Saturday, April 21, 2012

Kidnappings, tattooed chickens and the Turnpike: an afternoon at the State Police Museum

We Hidden New Jersey venturers always do our best to stay on the right side of the law and avoid unnecessary interaction with the authorities. Why, then, did I find myself in the presence of all things State Police?

Fear not: I did it deliberately, and legally. The New Jersey State Police Museum is nestled just off Route 29 in West Trenton, actually slightly south of Trenton, to be more accurate. Long ago I heard that the museum held the electric chair used to execute convicted Lindbergh Baby kidnapper Bruno Hauptmann as well as other notable law-enforcement memorabilia, so I figured it was worth a visit.

The first thing you encounter when you get there is the guard post on the driveway. You're approaching the State Police headquarters, so they want a careful inventory of visitors. I had to show identification to the guard trooper and tell him where I was going. I'd never been in the position to hand over my drivers license to a trooper, but I guess if you have to, this is the most benign reason.

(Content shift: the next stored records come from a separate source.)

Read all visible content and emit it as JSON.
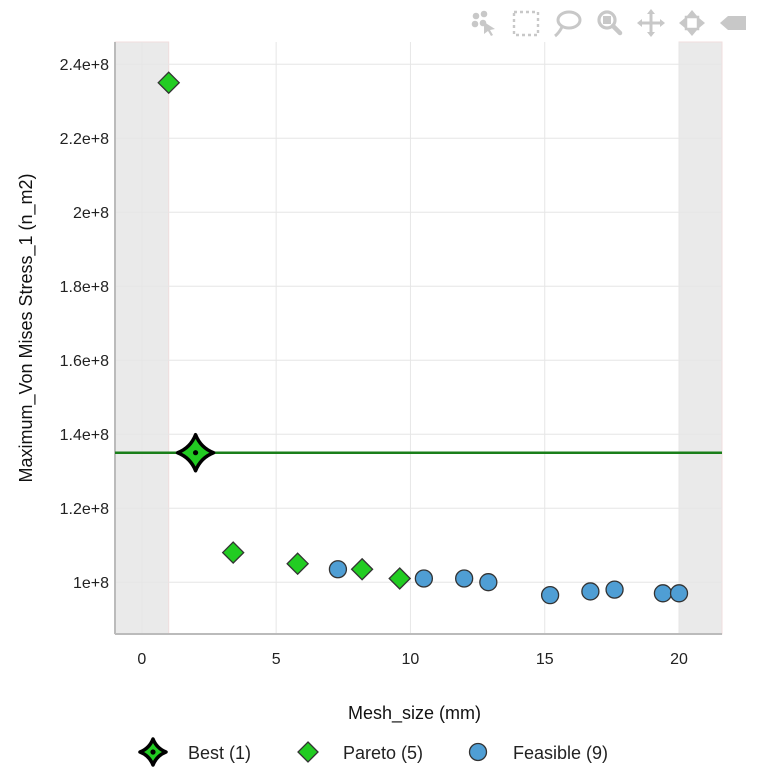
{
  "toolbar": {
    "icons": [
      "select-points-icon",
      "box-select-icon",
      "lasso-select-icon",
      "zoom-icon",
      "pan-icon",
      "autoscale-icon",
      "reset-axes-icon"
    ],
    "color": "#c8c8c8"
  },
  "chart_data": {
    "type": "scatter",
    "xlabel": "Mesh_size (mm)",
    "ylabel": "Maximum_Von Mises Stress_1 (n_m2)",
    "xlim": [
      -1.0,
      21.6
    ],
    "ylim": [
      86000000,
      246000000
    ],
    "x_ticks": [
      0,
      5,
      10,
      15,
      20
    ],
    "x_tick_labels": [
      "0",
      "5",
      "10",
      "15",
      "20"
    ],
    "y_ticks": [
      100000000,
      120000000,
      140000000,
      160000000,
      180000000,
      200000000,
      220000000,
      240000000
    ],
    "y_tick_labels": [
      "1e+8",
      "1.2e+8",
      "1.4e+8",
      "1.6e+8",
      "1.8e+8",
      "2e+8",
      "2.2e+8",
      "2.4e+8"
    ],
    "grid": true,
    "out_of_range_bands": [
      [
        -1.0,
        1.0
      ],
      [
        20.0,
        21.6
      ]
    ],
    "constraint_line": {
      "y": 135000000,
      "color": "#1a7f1a"
    },
    "legend_position": "bottom",
    "series": [
      {
        "name": "Best (1)",
        "marker": "star4",
        "color": "#22cc22",
        "points": [
          [
            2.0,
            135000000
          ]
        ]
      },
      {
        "name": "Pareto (5)",
        "marker": "diamond",
        "color": "#22cc22",
        "points": [
          [
            1.0,
            235000000
          ],
          [
            3.4,
            108000000
          ],
          [
            5.8,
            105000000
          ],
          [
            8.2,
            103500000
          ],
          [
            9.6,
            101000000
          ]
        ]
      },
      {
        "name": "Feasible (9)",
        "marker": "circle",
        "color": "#4f9ed4",
        "points": [
          [
            7.3,
            103500000
          ],
          [
            10.5,
            101000000
          ],
          [
            12.0,
            101000000
          ],
          [
            12.9,
            100000000
          ],
          [
            15.2,
            96500000
          ],
          [
            16.7,
            97500000
          ],
          [
            17.6,
            98000000
          ],
          [
            19.4,
            97000000
          ],
          [
            20.0,
            97000000
          ]
        ]
      }
    ]
  }
}
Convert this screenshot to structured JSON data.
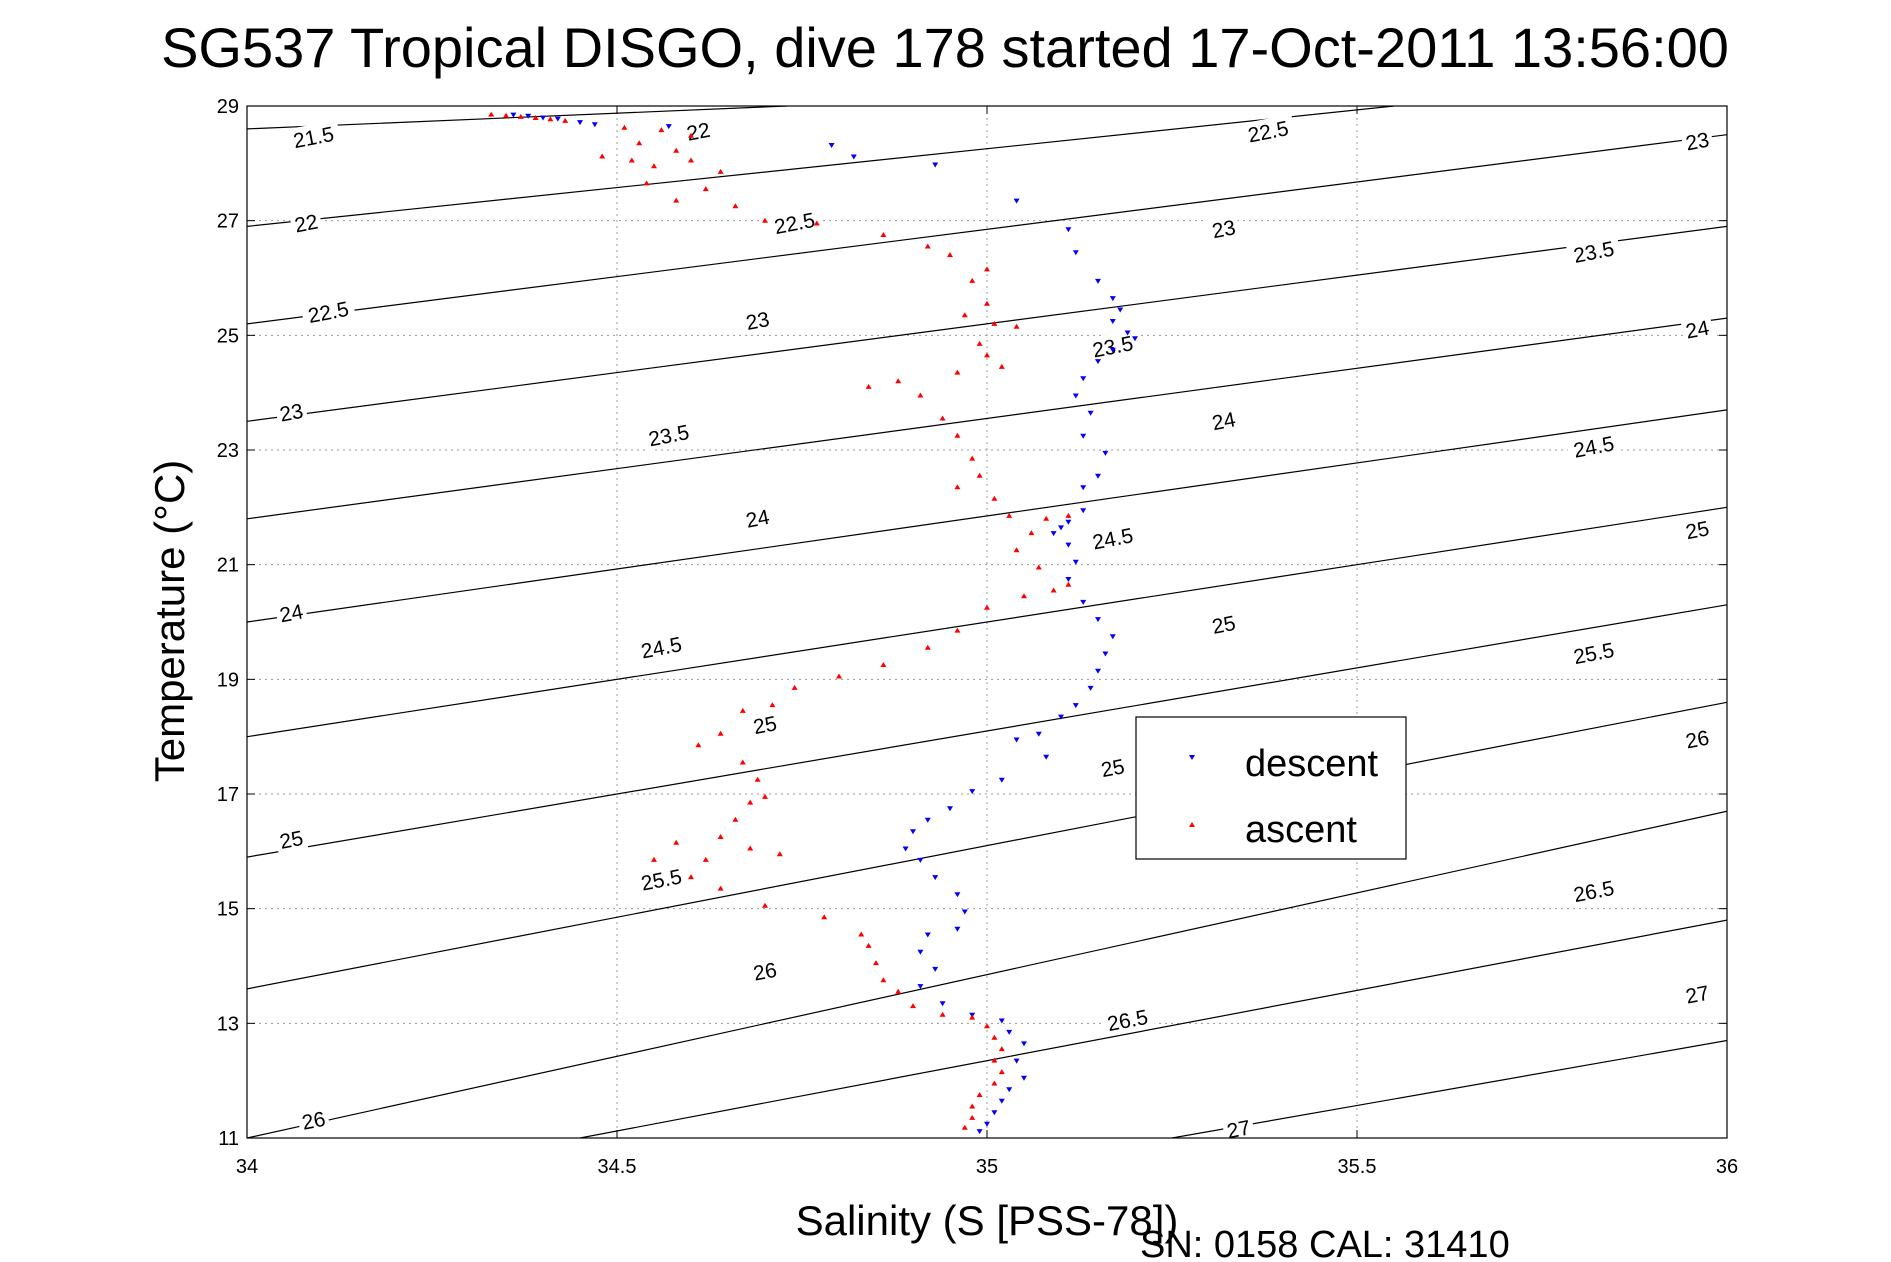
{
  "chart_data": {
    "type": "scatter",
    "title": "SG537 Tropical DISGO, dive 178 started 17-Oct-2011 13:56:00",
    "xlabel": "Salinity (S [PSS-78])",
    "ylabel": "Temperature (°C)",
    "xlim": [
      34,
      36
    ],
    "ylim": [
      11,
      29
    ],
    "xticks": [
      "34",
      "34.5",
      "35",
      "35.5",
      "36"
    ],
    "yticks": [
      "11",
      "13",
      "15",
      "17",
      "19",
      "21",
      "23",
      "25",
      "27",
      "29"
    ],
    "grid": true,
    "legend_position": "right",
    "footer": "SN: 0158  CAL: 31410",
    "colors": {
      "descent": "#0000ff",
      "ascent": "#ff0000",
      "contour": "#000000"
    },
    "contours": [
      {
        "level": "21.5",
        "points": [
          [
            34.0,
            28.6
          ],
          [
            34.73,
            29.0
          ]
        ]
      },
      {
        "level": "22",
        "points": [
          [
            34.0,
            26.9
          ],
          [
            35.55,
            29.0
          ]
        ]
      },
      {
        "level": "22.5",
        "points": [
          [
            34.0,
            25.2
          ],
          [
            36.0,
            28.5
          ]
        ]
      },
      {
        "level": "23",
        "points": [
          [
            34.0,
            23.5
          ],
          [
            36.0,
            26.9
          ]
        ]
      },
      {
        "level": "23.5",
        "points": [
          [
            34.0,
            21.8
          ],
          [
            36.0,
            25.3
          ]
        ]
      },
      {
        "level": "24",
        "points": [
          [
            34.0,
            20.0
          ],
          [
            36.0,
            23.7
          ]
        ]
      },
      {
        "level": "24.5",
        "points": [
          [
            34.0,
            18.0
          ],
          [
            36.0,
            22.0
          ]
        ]
      },
      {
        "level": "25",
        "points": [
          [
            34.0,
            15.9
          ],
          [
            36.0,
            20.3
          ]
        ]
      },
      {
        "level": "25.5",
        "points": [
          [
            34.0,
            13.6
          ],
          [
            36.0,
            18.6
          ]
        ]
      },
      {
        "level": "26",
        "points": [
          [
            34.0,
            11.0
          ],
          [
            36.0,
            16.7
          ]
        ]
      },
      {
        "level": "26.5",
        "points": [
          [
            34.45,
            11.0
          ],
          [
            36.0,
            14.8
          ]
        ]
      },
      {
        "level": "27",
        "points": [
          [
            35.25,
            11.0
          ],
          [
            36.0,
            12.7
          ]
        ]
      }
    ],
    "contour_labels": [
      {
        "text": "21.5",
        "x": 34.09,
        "y": 28.45
      },
      {
        "text": "22",
        "x": 34.61,
        "y": 28.55
      },
      {
        "text": "22.5",
        "x": 35.38,
        "y": 28.55
      },
      {
        "text": "23",
        "x": 35.96,
        "y": 28.38
      },
      {
        "text": "22",
        "x": 34.08,
        "y": 26.95
      },
      {
        "text": "22.5",
        "x": 34.74,
        "y": 26.95
      },
      {
        "text": "23",
        "x": 35.32,
        "y": 26.85
      },
      {
        "text": "23.5",
        "x": 35.82,
        "y": 26.45
      },
      {
        "text": "22.5",
        "x": 34.11,
        "y": 25.4
      },
      {
        "text": "23",
        "x": 34.69,
        "y": 25.25
      },
      {
        "text": "23.5",
        "x": 35.17,
        "y": 24.8
      },
      {
        "text": "24",
        "x": 35.96,
        "y": 25.1
      },
      {
        "text": "23",
        "x": 34.06,
        "y": 23.65
      },
      {
        "text": "23.5",
        "x": 34.57,
        "y": 23.25
      },
      {
        "text": "24",
        "x": 35.32,
        "y": 23.5
      },
      {
        "text": "24.5",
        "x": 35.82,
        "y": 23.05
      },
      {
        "text": "24",
        "x": 34.69,
        "y": 21.8
      },
      {
        "text": "24.5",
        "x": 35.17,
        "y": 21.45
      },
      {
        "text": "25",
        "x": 35.96,
        "y": 21.6
      },
      {
        "text": "24",
        "x": 34.06,
        "y": 20.15
      },
      {
        "text": "24.5",
        "x": 34.56,
        "y": 19.55
      },
      {
        "text": "25",
        "x": 35.32,
        "y": 19.95
      },
      {
        "text": "25.5",
        "x": 35.82,
        "y": 19.45
      },
      {
        "text": "25",
        "x": 34.7,
        "y": 18.2
      },
      {
        "text": "25",
        "x": 35.17,
        "y": 17.45
      },
      {
        "text": "26",
        "x": 35.96,
        "y": 17.95
      },
      {
        "text": "25",
        "x": 34.06,
        "y": 16.2
      },
      {
        "text": "25.5",
        "x": 34.56,
        "y": 15.5
      },
      {
        "text": "26.5",
        "x": 35.82,
        "y": 15.3
      },
      {
        "text": "26",
        "x": 34.7,
        "y": 13.9
      },
      {
        "text": "26.5",
        "x": 35.19,
        "y": 13.05
      },
      {
        "text": "27",
        "x": 35.96,
        "y": 13.5
      },
      {
        "text": "26",
        "x": 34.09,
        "y": 11.3
      },
      {
        "text": "27",
        "x": 35.34,
        "y": 11.15
      }
    ],
    "series": [
      {
        "name": "descent",
        "marker": "triangle-down",
        "color": "#0000ff",
        "points": [
          [
            34.36,
            28.85
          ],
          [
            34.38,
            28.83
          ],
          [
            34.4,
            28.8
          ],
          [
            34.42,
            28.78
          ],
          [
            34.45,
            28.72
          ],
          [
            34.47,
            28.68
          ],
          [
            34.57,
            28.65
          ],
          [
            34.79,
            28.32
          ],
          [
            34.82,
            28.12
          ],
          [
            34.93,
            27.98
          ],
          [
            35.04,
            27.35
          ],
          [
            35.11,
            26.85
          ],
          [
            35.12,
            26.45
          ],
          [
            35.15,
            25.95
          ],
          [
            35.17,
            25.65
          ],
          [
            35.18,
            25.45
          ],
          [
            35.17,
            25.25
          ],
          [
            35.19,
            25.05
          ],
          [
            35.2,
            24.95
          ],
          [
            35.17,
            24.75
          ],
          [
            35.15,
            24.55
          ],
          [
            35.13,
            24.25
          ],
          [
            35.12,
            23.95
          ],
          [
            35.14,
            23.65
          ],
          [
            35.13,
            23.25
          ],
          [
            35.16,
            22.95
          ],
          [
            35.15,
            22.55
          ],
          [
            35.13,
            22.35
          ],
          [
            35.13,
            21.95
          ],
          [
            35.11,
            21.75
          ],
          [
            35.1,
            21.65
          ],
          [
            35.09,
            21.55
          ],
          [
            35.11,
            21.35
          ],
          [
            35.12,
            21.05
          ],
          [
            35.11,
            20.75
          ],
          [
            35.13,
            20.35
          ],
          [
            35.15,
            20.05
          ],
          [
            35.17,
            19.75
          ],
          [
            35.16,
            19.45
          ],
          [
            35.15,
            19.15
          ],
          [
            35.14,
            18.85
          ],
          [
            35.12,
            18.55
          ],
          [
            35.1,
            18.35
          ],
          [
            35.07,
            18.05
          ],
          [
            35.04,
            17.95
          ],
          [
            35.08,
            17.65
          ],
          [
            35.02,
            17.25
          ],
          [
            34.98,
            17.05
          ],
          [
            34.95,
            16.75
          ],
          [
            34.92,
            16.55
          ],
          [
            34.9,
            16.35
          ],
          [
            34.89,
            16.05
          ],
          [
            34.91,
            15.85
          ],
          [
            34.93,
            15.55
          ],
          [
            34.96,
            15.25
          ],
          [
            34.97,
            14.95
          ],
          [
            34.96,
            14.65
          ],
          [
            34.92,
            14.55
          ],
          [
            34.91,
            14.25
          ],
          [
            34.93,
            13.95
          ],
          [
            34.91,
            13.65
          ],
          [
            34.94,
            13.35
          ],
          [
            34.98,
            13.15
          ],
          [
            35.02,
            13.05
          ],
          [
            35.03,
            12.85
          ],
          [
            35.05,
            12.65
          ],
          [
            35.04,
            12.35
          ],
          [
            35.05,
            12.05
          ],
          [
            35.03,
            11.85
          ],
          [
            35.02,
            11.65
          ],
          [
            35.01,
            11.45
          ],
          [
            35.0,
            11.25
          ],
          [
            34.99,
            11.12
          ]
        ]
      },
      {
        "name": "ascent",
        "marker": "triangle-up",
        "color": "#ff0000",
        "points": [
          [
            34.33,
            28.85
          ],
          [
            34.35,
            28.83
          ],
          [
            34.37,
            28.81
          ],
          [
            34.39,
            28.79
          ],
          [
            34.41,
            28.77
          ],
          [
            34.43,
            28.74
          ],
          [
            34.51,
            28.62
          ],
          [
            34.56,
            28.58
          ],
          [
            34.6,
            28.48
          ],
          [
            34.53,
            28.35
          ],
          [
            34.48,
            28.12
          ],
          [
            34.52,
            28.05
          ],
          [
            34.55,
            27.95
          ],
          [
            34.58,
            28.22
          ],
          [
            34.6,
            28.05
          ],
          [
            34.64,
            27.85
          ],
          [
            34.62,
            27.55
          ],
          [
            34.66,
            27.25
          ],
          [
            34.54,
            27.65
          ],
          [
            34.58,
            27.35
          ],
          [
            34.7,
            27.0
          ],
          [
            34.77,
            26.95
          ],
          [
            34.86,
            26.75
          ],
          [
            34.92,
            26.55
          ],
          [
            34.95,
            26.4
          ],
          [
            35.0,
            26.15
          ],
          [
            34.98,
            25.95
          ],
          [
            35.0,
            25.55
          ],
          [
            34.97,
            25.35
          ],
          [
            35.01,
            25.2
          ],
          [
            35.04,
            25.15
          ],
          [
            34.99,
            24.85
          ],
          [
            35.0,
            24.65
          ],
          [
            35.02,
            24.45
          ],
          [
            34.96,
            24.35
          ],
          [
            34.88,
            24.2
          ],
          [
            34.84,
            24.1
          ],
          [
            34.91,
            23.95
          ],
          [
            34.94,
            23.55
          ],
          [
            34.96,
            23.25
          ],
          [
            34.98,
            22.85
          ],
          [
            34.99,
            22.55
          ],
          [
            34.96,
            22.35
          ],
          [
            35.01,
            22.15
          ],
          [
            35.03,
            21.85
          ],
          [
            35.08,
            21.8
          ],
          [
            35.11,
            21.85
          ],
          [
            35.06,
            21.55
          ],
          [
            35.04,
            21.25
          ],
          [
            35.07,
            20.95
          ],
          [
            35.09,
            20.55
          ],
          [
            35.11,
            20.65
          ],
          [
            35.05,
            20.45
          ],
          [
            35.0,
            20.25
          ],
          [
            34.96,
            19.85
          ],
          [
            34.92,
            19.55
          ],
          [
            34.86,
            19.25
          ],
          [
            34.8,
            19.05
          ],
          [
            34.74,
            18.85
          ],
          [
            34.71,
            18.55
          ],
          [
            34.67,
            18.45
          ],
          [
            34.64,
            18.05
          ],
          [
            34.61,
            17.85
          ],
          [
            34.67,
            17.55
          ],
          [
            34.69,
            17.25
          ],
          [
            34.7,
            16.95
          ],
          [
            34.68,
            16.85
          ],
          [
            34.66,
            16.55
          ],
          [
            34.64,
            16.25
          ],
          [
            34.68,
            16.05
          ],
          [
            34.72,
            15.95
          ],
          [
            34.62,
            15.85
          ],
          [
            34.58,
            16.15
          ],
          [
            34.55,
            15.85
          ],
          [
            34.6,
            15.55
          ],
          [
            34.64,
            15.35
          ],
          [
            34.7,
            15.05
          ],
          [
            34.78,
            14.85
          ],
          [
            34.83,
            14.55
          ],
          [
            34.84,
            14.35
          ],
          [
            34.85,
            14.05
          ],
          [
            34.86,
            13.75
          ],
          [
            34.88,
            13.55
          ],
          [
            34.9,
            13.3
          ],
          [
            34.94,
            13.15
          ],
          [
            34.98,
            13.1
          ],
          [
            35.0,
            12.95
          ],
          [
            35.01,
            12.75
          ],
          [
            35.02,
            12.55
          ],
          [
            35.01,
            12.35
          ],
          [
            35.02,
            12.15
          ],
          [
            35.01,
            11.95
          ],
          [
            34.99,
            11.75
          ],
          [
            34.98,
            11.55
          ],
          [
            34.98,
            11.35
          ],
          [
            34.97,
            11.18
          ]
        ]
      }
    ],
    "legend": [
      {
        "label": "descent",
        "color": "#0000ff",
        "marker": "triangle-down"
      },
      {
        "label": "ascent",
        "color": "#ff0000",
        "marker": "triangle-up"
      }
    ]
  }
}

It's more than a tramp stamp for your chickens:
tattooing is a way to prevent poultry poaching.
As you're walking toward the museum, you're greeted by a large golden statue of a state trooper in full uniform, accompanied by a sign asking you not to climb up and pose with it. Okay. One more checkpoint at the front door, and you're in.

NJ Turnpike
Early Turnpike memorabilia offers an interesting
view into mid-century New Jersey challenges.
Exhibits at the museum trace the history of the State Police from their origins in the early 20th century up to recent years. While most of us think of troopers mostly as a Parkway and Turnpike phenomenon, much of the early activity centered on keeping order in communities lacking their own local police forces. The same organization that works to prevent terrorism today used to guard against chicken thefts in rural New Jersey. Similarly, while troopers of the past thirty or forty years have made countless drug busts on the Turnpike, their counterparts in the 20s were focused on stopping bootleggers and moonshiners.

Law enforcement enthusiasts will get a lot out of the museum, given its exhaustive review of details including police vehicles, badges, uniforms, weapons and the like. For someone like me who's not as much into the accouterments, well, I was a bit more interested in the old Turnpike brochures, the mocked-up forensics lab and a really cool bulletproof vest designed especially for police dogs.

Oh, and the electric chair? A two-dimensional, full-sized photo was there in its place, since the real thing had been loaned out to another museum. However, the Baby Lindbergh kidnap story has a rightfully-sizable spot near the front of the museum. It was this investigation that put the State Police on the map and made them world-famous in the early 1930s. Authentic evidence including some of the ransom notes and a portion of the ladder the kidnapper used are on display, along with newspaper articles and other memorabilia.